An offboarded contractor’s CI job continues to run a nightly task‑decomposition workflow that pulls data from a production database, enriches it, and writes results to a shared bucket, exposing dlp concerns. The job never authenticates as a human, but it still has the credentials to read rows that contain personally identifiable information. When the contractor’s access token expires, the workflow keeps working because the token was baked into the job’s configuration.
Task decomposition is the practice of breaking a large data‑processing objective into smaller, reusable subtasks that can be scheduled independently. Each subtask may query a database, invoke a microservice, or transform a file. Because the subtasks run automatically, they often bypass the checks that a human would perform before exposing sensitive fields.
Data loss prevention (dlp) for such pipelines must operate at the point where data actually moves between components. Traditional dlp tools scan files at rest or inspect static code for hard‑coded secrets, but they do not see the values that travel over the wire during a live subtask. Without a runtime guard, a subtask can inadvertently log credit‑card numbers, leak health records, or write raw customer identifiers to a location that downstream teams treat as non‑sensitive.
Why the existing setup falls short
Most organizations rely on three layers to protect data:
- Identity and access management that decides which service account can start a job.
- Network segmentation that limits which hosts can talk to each other.
- Post‑run audits that examine logs after the fact.
These controls are necessary but not sufficient. The identity system determines that the CI job is allowed to start, but it does not inspect the payload that the job sends to the database. Network rules keep traffic on the internal subnet, yet they do not differentiate a benign query from one that extracts a full customer table. After the job finishes, audit logs may show a successful connection, but they rarely contain the actual rows that were returned.
Consequently, the request still reaches the target database directly, without any inline masking, without a per‑query approval step, and without a record of the exact data that crossed the wire.
Introducing hoop.dev as the data‑path enforcement point
hoop.dev is a layer‑7 gateway that sits between the task‑decomposition engine and the infrastructure it talks to.
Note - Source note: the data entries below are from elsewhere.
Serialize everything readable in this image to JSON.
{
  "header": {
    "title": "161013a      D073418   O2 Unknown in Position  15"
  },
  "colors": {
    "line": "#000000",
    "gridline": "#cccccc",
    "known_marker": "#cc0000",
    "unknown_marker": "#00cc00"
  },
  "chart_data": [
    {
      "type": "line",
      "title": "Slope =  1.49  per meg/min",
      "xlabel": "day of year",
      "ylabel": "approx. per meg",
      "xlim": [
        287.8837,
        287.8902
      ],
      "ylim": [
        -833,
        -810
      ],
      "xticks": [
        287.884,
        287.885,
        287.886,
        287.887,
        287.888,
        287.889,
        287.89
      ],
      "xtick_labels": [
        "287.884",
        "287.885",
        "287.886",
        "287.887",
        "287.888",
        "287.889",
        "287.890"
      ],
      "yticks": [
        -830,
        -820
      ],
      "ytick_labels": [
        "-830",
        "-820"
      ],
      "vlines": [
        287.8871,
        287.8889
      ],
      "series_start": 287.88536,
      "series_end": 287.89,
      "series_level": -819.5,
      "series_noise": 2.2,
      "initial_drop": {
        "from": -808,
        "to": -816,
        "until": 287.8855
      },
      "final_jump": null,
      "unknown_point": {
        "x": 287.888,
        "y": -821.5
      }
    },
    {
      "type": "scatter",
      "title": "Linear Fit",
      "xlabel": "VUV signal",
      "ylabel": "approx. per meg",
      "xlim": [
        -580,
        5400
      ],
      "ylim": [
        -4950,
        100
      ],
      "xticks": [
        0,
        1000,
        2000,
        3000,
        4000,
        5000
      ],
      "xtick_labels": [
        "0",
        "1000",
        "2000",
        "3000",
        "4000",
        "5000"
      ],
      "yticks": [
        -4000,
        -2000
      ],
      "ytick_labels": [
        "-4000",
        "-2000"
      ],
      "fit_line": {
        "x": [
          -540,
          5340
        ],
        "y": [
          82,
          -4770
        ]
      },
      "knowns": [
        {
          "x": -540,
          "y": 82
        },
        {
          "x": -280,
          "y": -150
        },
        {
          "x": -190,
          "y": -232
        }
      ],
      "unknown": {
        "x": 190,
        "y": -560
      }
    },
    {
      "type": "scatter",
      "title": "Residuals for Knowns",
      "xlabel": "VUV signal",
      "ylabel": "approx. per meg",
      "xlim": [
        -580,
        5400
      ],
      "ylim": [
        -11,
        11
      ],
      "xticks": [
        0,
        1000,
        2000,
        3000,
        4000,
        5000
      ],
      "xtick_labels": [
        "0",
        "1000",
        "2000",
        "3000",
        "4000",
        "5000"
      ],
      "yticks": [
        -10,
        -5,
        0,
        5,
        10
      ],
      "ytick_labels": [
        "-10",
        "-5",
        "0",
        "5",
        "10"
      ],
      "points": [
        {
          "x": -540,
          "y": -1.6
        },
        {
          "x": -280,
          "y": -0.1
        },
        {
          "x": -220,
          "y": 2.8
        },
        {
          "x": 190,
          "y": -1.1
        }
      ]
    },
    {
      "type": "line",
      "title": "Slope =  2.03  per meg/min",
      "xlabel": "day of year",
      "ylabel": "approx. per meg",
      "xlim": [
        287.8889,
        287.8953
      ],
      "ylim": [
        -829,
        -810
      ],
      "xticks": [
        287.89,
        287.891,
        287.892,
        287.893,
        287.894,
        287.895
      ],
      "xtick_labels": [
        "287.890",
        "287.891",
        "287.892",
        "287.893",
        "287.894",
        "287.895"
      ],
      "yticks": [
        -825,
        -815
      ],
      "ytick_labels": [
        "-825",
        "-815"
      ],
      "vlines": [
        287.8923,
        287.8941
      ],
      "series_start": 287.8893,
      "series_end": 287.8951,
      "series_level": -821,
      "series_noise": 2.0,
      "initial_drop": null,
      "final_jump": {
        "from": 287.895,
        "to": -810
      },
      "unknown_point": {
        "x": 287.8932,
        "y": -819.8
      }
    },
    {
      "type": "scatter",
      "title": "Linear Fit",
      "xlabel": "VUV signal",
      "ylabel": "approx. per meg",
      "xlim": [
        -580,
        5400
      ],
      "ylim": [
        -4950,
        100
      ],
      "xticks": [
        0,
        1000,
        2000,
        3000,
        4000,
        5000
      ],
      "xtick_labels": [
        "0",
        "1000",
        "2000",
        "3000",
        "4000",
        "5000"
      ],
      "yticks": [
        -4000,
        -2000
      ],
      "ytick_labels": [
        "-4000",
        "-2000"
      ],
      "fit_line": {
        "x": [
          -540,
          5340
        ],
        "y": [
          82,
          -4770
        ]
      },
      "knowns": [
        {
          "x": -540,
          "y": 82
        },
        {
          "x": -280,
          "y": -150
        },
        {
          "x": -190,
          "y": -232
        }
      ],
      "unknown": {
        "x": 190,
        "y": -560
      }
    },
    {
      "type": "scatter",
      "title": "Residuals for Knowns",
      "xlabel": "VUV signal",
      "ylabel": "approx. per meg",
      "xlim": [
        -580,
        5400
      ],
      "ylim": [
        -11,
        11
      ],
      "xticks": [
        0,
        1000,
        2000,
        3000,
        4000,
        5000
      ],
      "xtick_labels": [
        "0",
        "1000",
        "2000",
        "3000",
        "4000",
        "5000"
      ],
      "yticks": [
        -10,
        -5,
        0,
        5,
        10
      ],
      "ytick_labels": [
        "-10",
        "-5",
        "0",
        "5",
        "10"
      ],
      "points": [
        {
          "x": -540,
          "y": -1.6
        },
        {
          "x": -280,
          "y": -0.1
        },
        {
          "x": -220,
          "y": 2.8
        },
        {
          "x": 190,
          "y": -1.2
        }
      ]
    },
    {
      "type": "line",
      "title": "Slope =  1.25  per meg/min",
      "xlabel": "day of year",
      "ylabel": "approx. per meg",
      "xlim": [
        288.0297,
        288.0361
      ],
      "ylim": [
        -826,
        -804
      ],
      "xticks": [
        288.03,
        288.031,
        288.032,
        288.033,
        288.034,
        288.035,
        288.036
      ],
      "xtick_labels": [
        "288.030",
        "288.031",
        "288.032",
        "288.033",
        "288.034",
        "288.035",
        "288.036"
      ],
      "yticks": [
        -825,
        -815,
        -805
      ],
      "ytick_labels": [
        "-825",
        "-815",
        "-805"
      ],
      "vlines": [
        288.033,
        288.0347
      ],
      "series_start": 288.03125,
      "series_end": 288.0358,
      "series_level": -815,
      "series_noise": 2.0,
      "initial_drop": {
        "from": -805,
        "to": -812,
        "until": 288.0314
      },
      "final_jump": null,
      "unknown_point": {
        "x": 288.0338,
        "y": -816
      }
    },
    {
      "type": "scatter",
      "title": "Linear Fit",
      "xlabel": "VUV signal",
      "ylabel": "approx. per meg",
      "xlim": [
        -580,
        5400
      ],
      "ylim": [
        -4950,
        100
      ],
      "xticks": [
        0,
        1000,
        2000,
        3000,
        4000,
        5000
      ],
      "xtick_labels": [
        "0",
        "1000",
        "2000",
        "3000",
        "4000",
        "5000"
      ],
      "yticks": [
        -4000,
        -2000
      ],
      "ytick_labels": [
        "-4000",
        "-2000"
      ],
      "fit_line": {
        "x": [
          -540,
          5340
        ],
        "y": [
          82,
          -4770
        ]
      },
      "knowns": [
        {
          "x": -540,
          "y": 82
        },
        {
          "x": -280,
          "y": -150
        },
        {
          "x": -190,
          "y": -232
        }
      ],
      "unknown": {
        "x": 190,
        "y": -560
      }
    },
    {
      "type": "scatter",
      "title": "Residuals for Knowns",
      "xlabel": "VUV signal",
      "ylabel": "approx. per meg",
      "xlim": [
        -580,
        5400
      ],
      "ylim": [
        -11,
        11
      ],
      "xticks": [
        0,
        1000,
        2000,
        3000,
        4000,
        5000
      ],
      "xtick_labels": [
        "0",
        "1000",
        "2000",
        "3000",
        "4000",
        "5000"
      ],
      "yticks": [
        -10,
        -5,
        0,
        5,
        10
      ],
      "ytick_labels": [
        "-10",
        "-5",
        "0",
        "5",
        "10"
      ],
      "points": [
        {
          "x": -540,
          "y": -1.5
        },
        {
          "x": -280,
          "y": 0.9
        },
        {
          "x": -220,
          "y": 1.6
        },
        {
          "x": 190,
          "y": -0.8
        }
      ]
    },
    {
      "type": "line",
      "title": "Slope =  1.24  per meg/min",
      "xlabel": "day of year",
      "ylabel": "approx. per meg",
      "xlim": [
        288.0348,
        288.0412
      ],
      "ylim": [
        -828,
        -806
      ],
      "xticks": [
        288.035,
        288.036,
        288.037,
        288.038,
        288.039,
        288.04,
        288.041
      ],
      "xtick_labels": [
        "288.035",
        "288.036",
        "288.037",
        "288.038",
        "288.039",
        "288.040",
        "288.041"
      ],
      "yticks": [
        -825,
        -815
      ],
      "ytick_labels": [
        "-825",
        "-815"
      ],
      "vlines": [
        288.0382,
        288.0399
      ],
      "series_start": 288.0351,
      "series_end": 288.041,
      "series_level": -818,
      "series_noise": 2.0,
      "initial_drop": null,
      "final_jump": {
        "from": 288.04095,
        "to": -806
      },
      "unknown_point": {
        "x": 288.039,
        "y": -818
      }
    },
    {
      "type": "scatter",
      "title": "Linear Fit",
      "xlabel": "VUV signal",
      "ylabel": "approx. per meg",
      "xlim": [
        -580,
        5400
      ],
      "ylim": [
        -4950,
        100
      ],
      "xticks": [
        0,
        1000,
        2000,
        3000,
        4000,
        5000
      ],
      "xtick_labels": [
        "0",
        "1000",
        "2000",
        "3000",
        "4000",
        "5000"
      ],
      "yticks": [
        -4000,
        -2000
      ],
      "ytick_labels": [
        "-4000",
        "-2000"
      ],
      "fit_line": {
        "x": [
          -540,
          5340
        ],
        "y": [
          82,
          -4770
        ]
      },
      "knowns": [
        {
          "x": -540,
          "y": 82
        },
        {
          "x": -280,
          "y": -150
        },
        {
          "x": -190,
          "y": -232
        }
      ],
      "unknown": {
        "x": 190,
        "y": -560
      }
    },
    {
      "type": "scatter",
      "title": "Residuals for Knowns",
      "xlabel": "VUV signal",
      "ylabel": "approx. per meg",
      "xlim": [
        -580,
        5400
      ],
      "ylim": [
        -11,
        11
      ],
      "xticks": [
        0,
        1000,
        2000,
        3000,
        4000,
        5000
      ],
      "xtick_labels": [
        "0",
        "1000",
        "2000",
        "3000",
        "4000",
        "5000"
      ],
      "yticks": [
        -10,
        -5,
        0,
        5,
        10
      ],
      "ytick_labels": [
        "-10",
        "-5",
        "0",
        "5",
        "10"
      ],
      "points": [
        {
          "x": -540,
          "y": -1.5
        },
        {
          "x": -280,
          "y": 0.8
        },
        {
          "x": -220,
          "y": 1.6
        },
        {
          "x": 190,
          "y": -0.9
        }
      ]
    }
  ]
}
By deploying hoop.dev as the sole proxy for database, API, or SSH connections, every request must pass through its inspection layer before reaching the target.
Because hoop.dev operates at the protocol level, it can apply dlp policies in real time. When a subtask issues a SELECT that would return a column marked as sensitive, hoop.dev masks the field before it leaves the database. If a subtask attempts a destructive command, hoop.dev can block it or route it to a human approver. Each session is recorded, and the recorded data can be replayed for forensic analysis.
All of these enforcement outcomes, inline masking, command blocking, just‑in‑time approval, session recording, exist only because hoop.dev sits in the data path. The identity provider (Okta, Azure AD, Google Workspace, etc.) authenticates the request, but hoop.dev is the component that actually enforces the dlp rules.